## **COOP SQL 102.5: Window Functions - Advanced Data Manipulation**

Author: Martin Arroyo

You're making great strides in your SQL journey! Now that you’ve mastered the basics like `SELECT`, `WHERE`, and `GROUP BY`, and even delved into subqueries, it’s time to explore window functions. These powerful tools will allow you to perform advanced calculations across your data.

By the end of this section, you'll understand:

- What window functions are
- Why you'd use them
- How to incorporate them into your SQL queries

### **About this notebook**

All of your queries will be written using preloaded databases that are available only in this notebook. Our "RDBMS" and SQL dialect is called `duckdb`, a new and popular Python library that provides the framework to make our queries possible.
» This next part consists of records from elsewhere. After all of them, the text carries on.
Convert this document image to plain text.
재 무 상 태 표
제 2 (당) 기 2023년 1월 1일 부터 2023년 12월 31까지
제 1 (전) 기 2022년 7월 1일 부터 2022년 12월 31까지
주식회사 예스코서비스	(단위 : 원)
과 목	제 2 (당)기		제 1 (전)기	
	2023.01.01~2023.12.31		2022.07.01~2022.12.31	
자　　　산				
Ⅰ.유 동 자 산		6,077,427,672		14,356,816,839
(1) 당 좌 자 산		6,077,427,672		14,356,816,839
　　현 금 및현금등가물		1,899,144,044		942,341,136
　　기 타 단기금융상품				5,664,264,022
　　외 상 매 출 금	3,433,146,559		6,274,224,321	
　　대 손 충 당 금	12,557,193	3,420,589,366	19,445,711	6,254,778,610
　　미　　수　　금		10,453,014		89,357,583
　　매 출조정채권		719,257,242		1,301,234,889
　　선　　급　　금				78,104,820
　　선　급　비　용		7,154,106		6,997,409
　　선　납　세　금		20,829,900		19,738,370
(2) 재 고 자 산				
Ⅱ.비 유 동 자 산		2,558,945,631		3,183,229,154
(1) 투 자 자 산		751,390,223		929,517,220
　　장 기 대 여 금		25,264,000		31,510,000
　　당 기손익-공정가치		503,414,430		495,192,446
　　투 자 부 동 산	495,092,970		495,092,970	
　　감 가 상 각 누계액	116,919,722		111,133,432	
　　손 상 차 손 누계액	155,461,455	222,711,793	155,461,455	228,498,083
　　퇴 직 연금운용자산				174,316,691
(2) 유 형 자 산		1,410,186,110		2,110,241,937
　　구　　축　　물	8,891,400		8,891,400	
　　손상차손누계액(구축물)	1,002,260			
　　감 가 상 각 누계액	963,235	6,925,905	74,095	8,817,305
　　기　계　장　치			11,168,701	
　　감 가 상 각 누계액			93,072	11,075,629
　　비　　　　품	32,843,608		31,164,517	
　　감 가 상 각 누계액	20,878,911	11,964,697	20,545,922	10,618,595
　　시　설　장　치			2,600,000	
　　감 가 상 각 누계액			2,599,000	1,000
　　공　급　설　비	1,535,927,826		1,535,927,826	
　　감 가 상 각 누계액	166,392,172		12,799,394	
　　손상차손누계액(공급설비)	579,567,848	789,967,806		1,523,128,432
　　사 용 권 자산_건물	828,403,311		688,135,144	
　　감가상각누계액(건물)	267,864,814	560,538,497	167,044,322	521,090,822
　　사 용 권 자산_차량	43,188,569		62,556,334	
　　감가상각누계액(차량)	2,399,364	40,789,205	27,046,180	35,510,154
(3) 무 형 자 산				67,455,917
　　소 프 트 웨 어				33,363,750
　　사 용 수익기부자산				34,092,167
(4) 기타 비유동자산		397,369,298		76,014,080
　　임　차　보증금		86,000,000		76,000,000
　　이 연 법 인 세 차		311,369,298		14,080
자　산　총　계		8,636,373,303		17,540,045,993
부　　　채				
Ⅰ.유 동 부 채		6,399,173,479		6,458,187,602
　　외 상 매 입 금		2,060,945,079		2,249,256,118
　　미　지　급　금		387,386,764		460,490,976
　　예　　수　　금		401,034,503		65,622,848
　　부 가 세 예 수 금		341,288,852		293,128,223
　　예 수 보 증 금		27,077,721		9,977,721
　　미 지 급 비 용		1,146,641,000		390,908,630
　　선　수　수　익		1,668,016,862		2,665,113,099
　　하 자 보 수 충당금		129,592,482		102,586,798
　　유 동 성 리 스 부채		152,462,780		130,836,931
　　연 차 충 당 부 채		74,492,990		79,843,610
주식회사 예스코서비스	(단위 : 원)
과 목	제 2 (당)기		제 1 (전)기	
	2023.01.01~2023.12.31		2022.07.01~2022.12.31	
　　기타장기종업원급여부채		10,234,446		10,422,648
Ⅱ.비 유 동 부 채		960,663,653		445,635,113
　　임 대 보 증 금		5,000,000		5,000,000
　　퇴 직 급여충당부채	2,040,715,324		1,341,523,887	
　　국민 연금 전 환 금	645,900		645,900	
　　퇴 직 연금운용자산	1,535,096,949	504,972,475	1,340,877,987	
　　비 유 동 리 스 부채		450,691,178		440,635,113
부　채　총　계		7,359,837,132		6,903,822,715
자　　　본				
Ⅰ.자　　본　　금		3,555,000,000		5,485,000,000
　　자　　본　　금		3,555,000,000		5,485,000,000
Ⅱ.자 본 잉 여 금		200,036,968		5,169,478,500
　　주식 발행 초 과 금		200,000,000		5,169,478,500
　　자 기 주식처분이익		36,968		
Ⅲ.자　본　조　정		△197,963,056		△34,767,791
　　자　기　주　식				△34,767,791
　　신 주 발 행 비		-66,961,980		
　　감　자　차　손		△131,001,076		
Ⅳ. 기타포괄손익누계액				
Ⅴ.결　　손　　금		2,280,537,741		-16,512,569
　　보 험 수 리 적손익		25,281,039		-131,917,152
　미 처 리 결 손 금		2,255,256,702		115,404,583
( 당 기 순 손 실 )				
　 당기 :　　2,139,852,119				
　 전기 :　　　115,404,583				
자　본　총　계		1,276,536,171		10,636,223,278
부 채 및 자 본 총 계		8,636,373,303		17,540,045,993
You can find [the documentation for `duckdb` here](https://duckdb.org/docs/sql/introduction) - you will want to keep the documentation handy.

`teachdb`, which provides the data that you will be working with, is a Python library written by The Freestack Initiative, a group of COOP alumni who want to empower the community to learn and improve their technical skills by providing materials and resources at low (or no) cost.

## **How to use this notebook**

First, we'll do a quick tutorial on how to use the notebook with these tools, then we'll dive into more SQL!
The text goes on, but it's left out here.